INDIANAPOLIS – A simple tool carved from a deer’s leg bone that college students unearthed in 2003 is more than 10,000 years old, making it the oldest non-stone human artifact ever found in Indiana, scientists say.
University of Indianapolis researchers said radiocarbon dating shows that the 5-inch-long tool – a device called an awl likely used to punch holes in leather – is about 10,400 years old.
That makes it the oldest organic tool ever documented in the state, said Christopher Schmidt, who directs the college’s Indiana Prehistory Laboratory.
He said stone tools such as spearpoints found in Indiana in or near charcoal deposits from ancient campfires have been dated by that proximity at between 10,000 and 12,000 years old.
But the bone tool excavated from an ancient glacial lake in northwest Indiana is a rare find, Schmidt said, because tools made from organic material such as bones or wood typically decay over thousands of years.

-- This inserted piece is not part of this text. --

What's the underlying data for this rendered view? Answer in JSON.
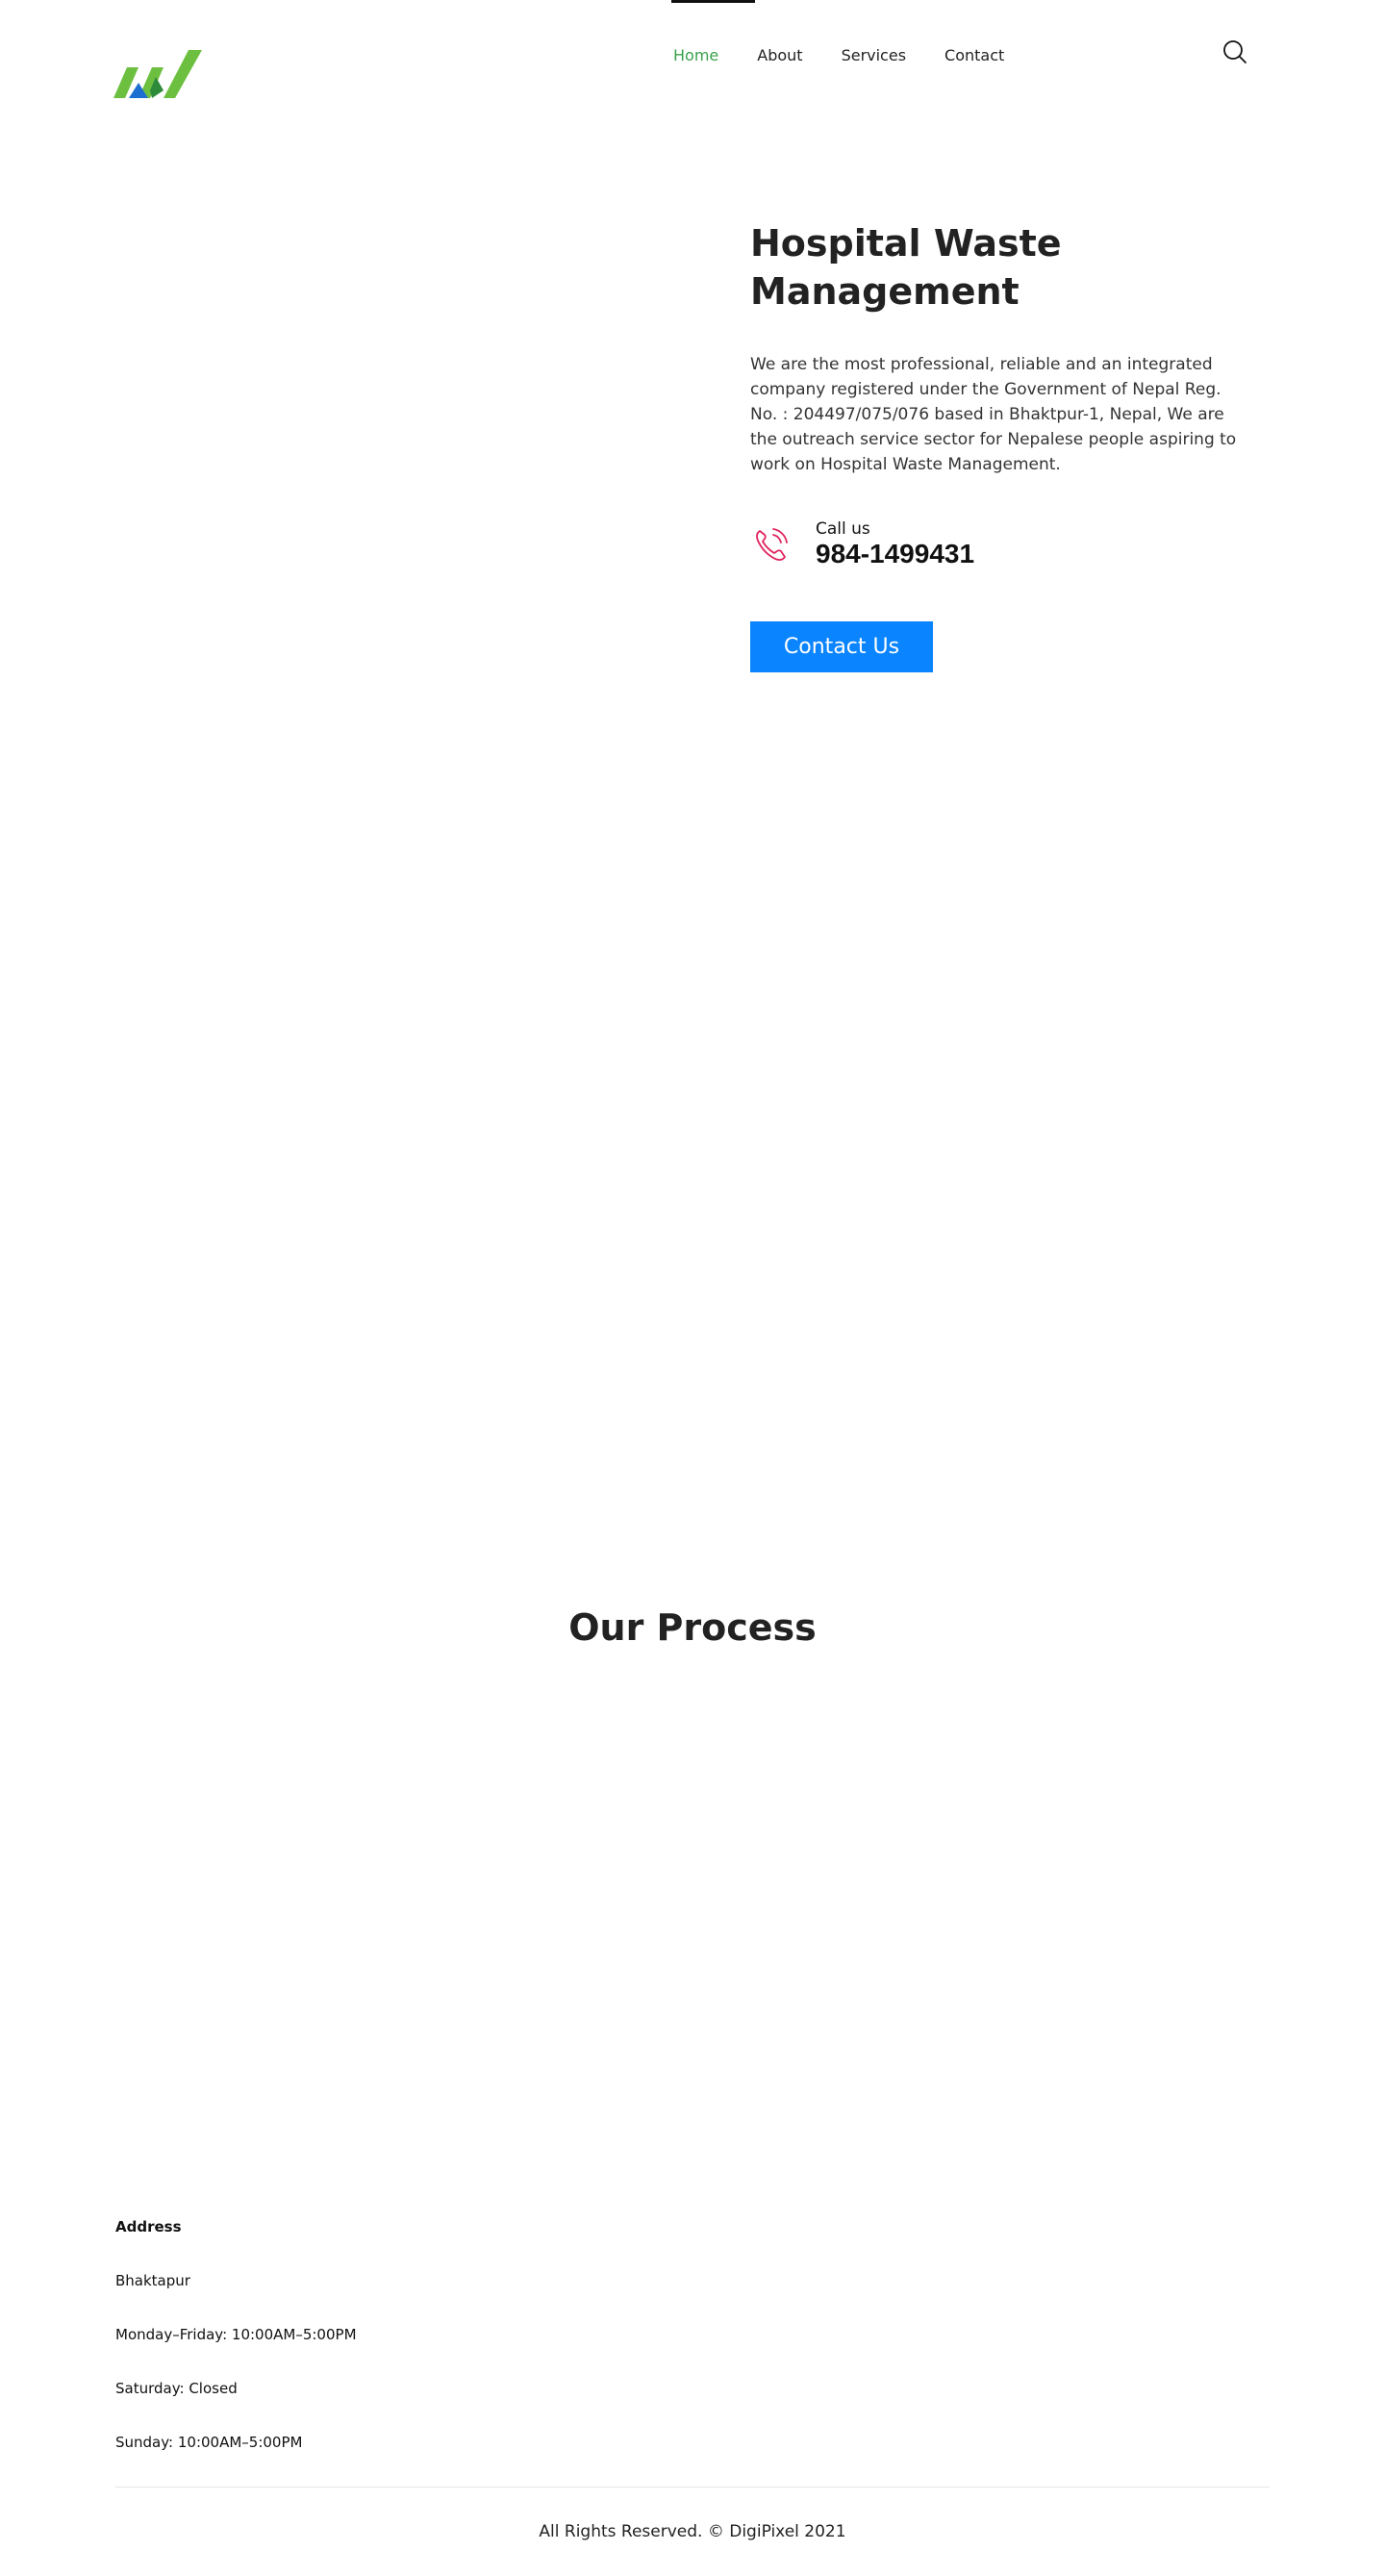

“Usually bone tools rot away and nothing is left. You might have a bone tool that rots away and you’ll just find a stone point that was part of it,” he said. “To find a bone tool is very exciting for us.”
The findings will be published in an upcoming edition of North American Archaeologist.
Schmidt said the precise date provided by the tool supports the growing idea that Paleo-Indian peoples had migrated farther north just after the end of the last ice age than scientists had once thought.
The bone tool was fashioned from a white-tail deer’s leg bone, with one end ground to a point. Schmidt said scratches and notches on the bone suggest it was probably used along with a stone knife to punch holes in leather, perhaps to make clothing.
He said the nature of that activity suggests that the people who used it were not nomads but instead enjoyed a more settled lifestyle.
“This isn’t just people passing through. This is people settling down, making homes,” Schmidt said.
Little is known about the people who lived in Indiana 10,000 years ago, so the tool’s discovery is all the more important, he said.
“It gives us a glimpse into life not long after the glaciers had receded,” Schmidt said.
The tool was found in 2003 in glacial lake deposits in Carroll County near the town of Flora by students taking part in the University of Indianapolis’ annual summer archaeology field school.
Over the years, that site northeast of Lafayette has yielded the remains of mastodons. Schmidt said the long-vanished lake also attracted giant beaver and smaller wildlife for thousands of years.